The 4 Keys To Starting Great Media Relationships
In my blog on How to Build Your Media List, I only briefly touched on the importance of getting to know the media contacts you want to connect with, but it’s actually the first and most important step in creating strong media relationships.
Everybody likes to know when someone has taken the time to get to know them and their interests and even more so when you are a journalist or reporter who is inundated with pitches and press releases that for the most part have nothing to do with the kind of stories you cover.
So before I share the 4 keys to starting media relationships, I just have to reiterate that you must first get to know the media through their website, social media or otherwise so you have a good foot in the door when you approach them.
Key #1: Do the work
Pitching a story idea is one thing, but if you can supply facts, stats, contact information for other resources who can be interviewed, then that will surely get you on the media’s good side. When you really put in the effort to work with the media on your story and not leave everything up to them, they really appreciate it and it puts you top of mind for future stories.

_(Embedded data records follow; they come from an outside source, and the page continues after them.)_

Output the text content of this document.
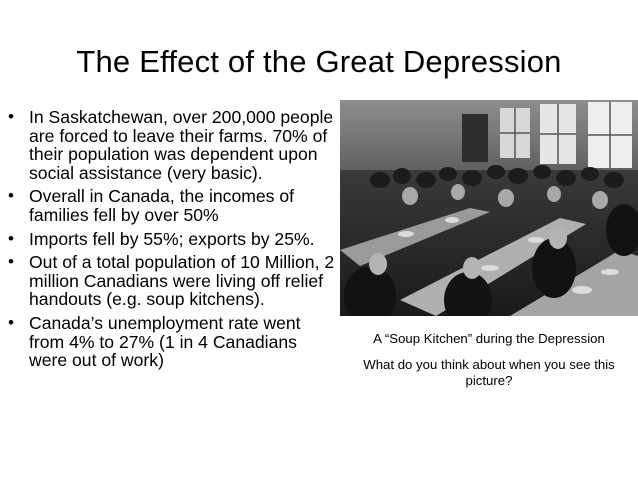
The Effect of the Great Depression
• In Saskatchewan, over 200,000 people are forced to leave their farms. 70% of their population was dependent upon social assistance (very basic).
• Overall in Canada, the incomes of families fell by over 50%
• Imports fell by 55%; exports by 25%.
• Out of a total population of 10 Million, 2 million Canadians were living off relief handouts (e.g. soup kitchens).
• Canada’s unemployment rate went from 4% to 27% (1 in 4 Canadians were out of work)
A “Soup Kitchen” during the Depression
What do you think about when you see this picture?
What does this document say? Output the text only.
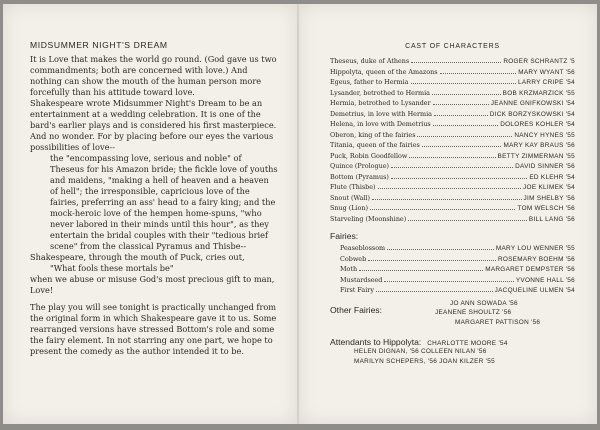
MIDSUMMER NIGHT'S DREAM

It is Love that makes the world go round. (God gave us two commandments; both are concerned with love.) And nothing can show the mouth of the human person more forcefully than his attitude toward love.

Shakespeare wrote Midsummer Night's Dream to be an entertainment at a wedding celebration. It is one of the bard's earlier plays and is considered his first masterpiece. And no wonder. For by placing before our eyes the various possibilities of love--

the "encompassing love, serious and noble" of Theseus for his Amazon bride; the fickle love of youths and maidens, "making a hell of heaven and a heaven of hell"; the irresponsible, capricious love of the fairies, preferring an ass' head to a fairy king; and the mock-heroic love of the hempen home-spuns, "who never labored in their minds until this hour", as they entertain the bridal couples with their "tedious brief scene" from the classical Pyramus and Thisbe--

Shakespeare, through the mouth of Puck, cries out,

"What fools these mortals be"

when we abuse or misuse God's most precious gift to man, Love!

The play you will see tonight is practically unchanged from the original form in which Shakespeare gave it to us. Some rearranged versions have stressed Bottom's role and some the fairy element. In not starring any one part, we hope to present the comedy as the author intended it to be.

CAST OF CHARACTERS
Theseus, duke of Athens	ROGER SCHRANTZ '5
Hippolyta, queen of the Amazons	MARY WYANT '56
Egeus, father to Hermia	LARRY CRIPE '54
Lysander, betrothed to Hermia	BOB KRZMARZICK '55
Hermia, betrothed to Lysander	JEANNE GNIFKOWSKI '54
Demetrius, in love with Hermia	DICK BORZYSKOWSKI '54
Helena, in love with Demetrius	DOLORES KOHLER '54
Oberon, king of the fairies	NANCY HYNES '55
Titania, queen of the fairies	MARY KAY BRAUS '56
Puck, Robin Goodfellow	BETTY ZIMMERMAN '55
Quince (Prologue)	DAVID SINNER '56
Bottom (Pyramus)	ED KLEHR '54
Flute (Thisbe)	JOE KLIMEK '54
Snout (Wall)	JIM SHELBY '56
Snug (Lion)	TOM WELSCH '56
Starveling (Moonshine)	BILL LANG '56
Fairies:
Peaseblossom	MARY LOU WENNER '55
Cobweb	ROSEMARY BOEHM '56
Moth	MARGARET DEMPSTER '56
Mustardseed	YVONNE HALL '56
First Fairy	JACQUELINE ULMEN '54
Other Fairies:
JO ANN SOWADA '56
JEANENE SHOULTZ '56
MARGARET PATTISON '56
Attendants to Hippolyta: CHARLOTTE MOORE '54
HELEN DIGNAN, '56 COLLEEN NILAN '56
MARILYN SCHEPERS, '56 JOAN KILZER '55
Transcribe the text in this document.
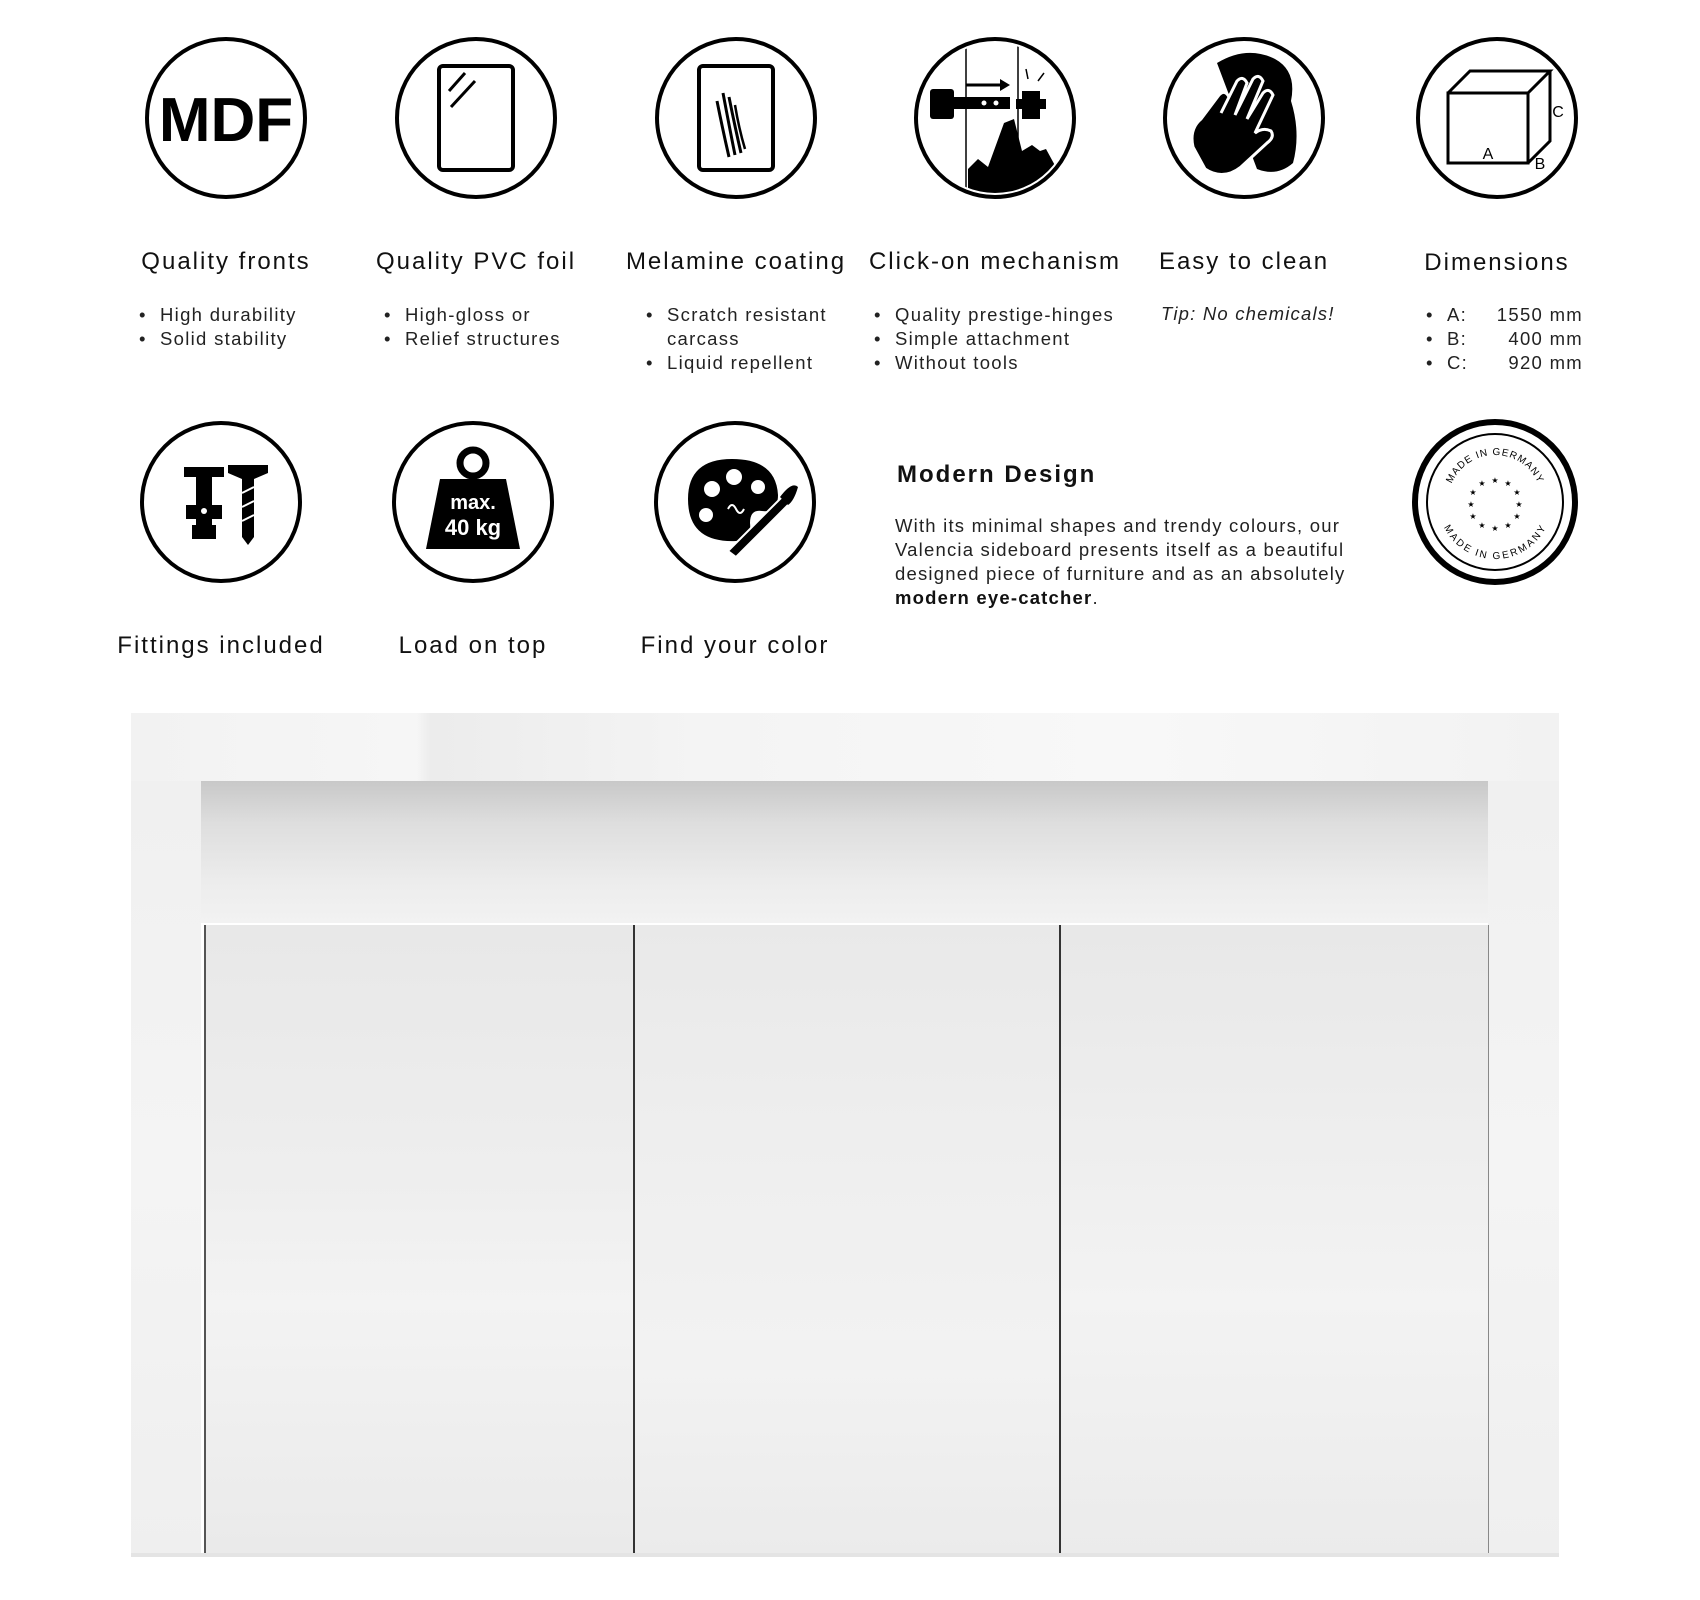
MDF	A
B
C
Quality fronts	Quality PVC foil	Melamine coating Click-on mechanism	Easy to clean	Dimensions
• High durability
• Solid stability
• High-gloss or
• Relief structures
• Scratch resistant
carcass
• Liquid repellent
• Quality prestige-hinges
• Simple attachment
• Without tools
Tip: No chemicals!
•	A:	1550 mm
• B:	400 mm
• C:	920 mm
max.
40 kg
Fittings included	Load on top	Find your color
Modern Design
With its minimal shapes and trendy colours, our Valencia sideboard presents itself as a beautiful designed piece of furniture and as an absolutely modern eye-catcher.
MADE IN GERMANY
MADE IN GERMANY
★ ★
★
★
★
★
★
★
★
★
★
★
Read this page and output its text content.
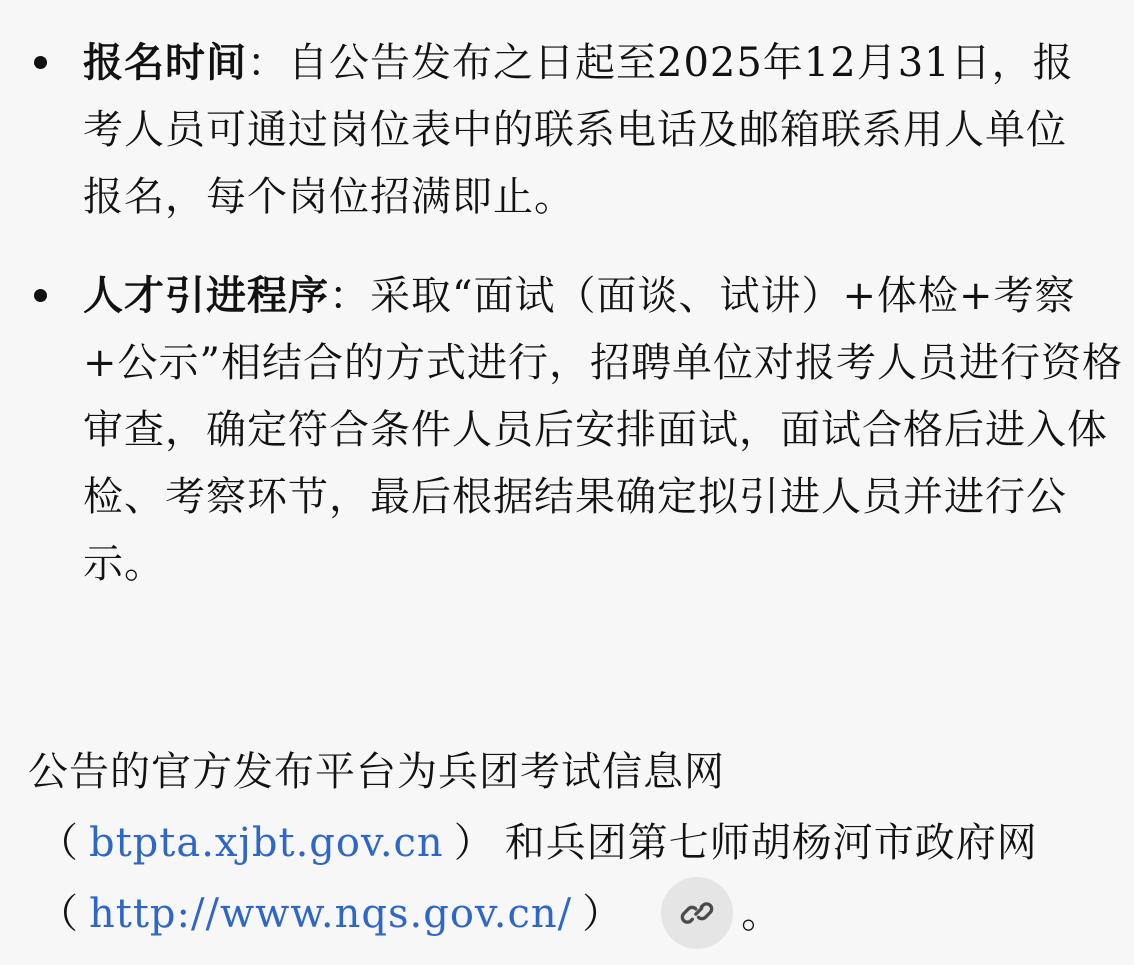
报名时间：自公告发布之日起至2025年12月31日，报考人员可通过岗位表中的联系电话及邮箱联系用人单位报名，每个岗位招满即止。
人才引进程序：采取“面试（面谈、试讲）+体检+考察+公示”相结合的方式进行，招聘单位对报考人员进行资格审查，确定符合条件人员后安排面试，面试合格后进入体检、考察环节，最后根据结果确定拟引进人员并进行公示。
公告的官方发布平台为兵团考试信息网
（ btpta.xjbt.gov.cn ） 和兵团第七师胡杨河市政府网
（ http://www.nqs.gov.cn/ ）	。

Key #2: Share news and information
You don’t always need to pitching media or trying to get coverage. If you come across an interesting article or make an acquaintance who would make a good source for a journalist you are trying to build a relationships with, go ahead and pass on that information. Don’t be annoying with it, but make sure the information is helpful, relevant and timely.
Key #3: Invite them out
This may be a huge step for some, but don’t hesitate to invite a journalist or editor out for coffee or even to accompany you to a networking event where they could make some solid contacts of their own. Nothing works magic on a relationship like good, old fashioned, face-to-face contact. You don’t have to be after media coverage on any particular story either, remember you’re building a two-way relationship so your sole purpose for getting together could be just to see how you can help with any current or future stories, offer some industry information or seek out other sources for quotes, comments or interviews.
Key #4: Stay flexible and available
I’ll never forget the time I was called by a major newspaper in my community for information on one of our organization’s award recipients and it made the cover of the paper! The editor let me know that it was because I responded right away and acted quickly that we made the cover, otherwise, they would have moved on to place another story. Sometimes the media comes at you last minute and catches you off guard, but this is not the time to put up defences for whatever else you’re doing, unless it’s a life or death matter. When you start engaging in media relations, remember you are ultimately trying to get them to call or respond to you. So keep your phone handy, stay on your email, twitter or messenger and be ready to provide them whatever information they need.
These 4 keys are sure to get you the media attention you need. Always think about how you can be a helpful and cooperative resource to the media you want to connect with by providing timely and relevant information, sharing in their work and interests and keeping your door open for ongoing communication.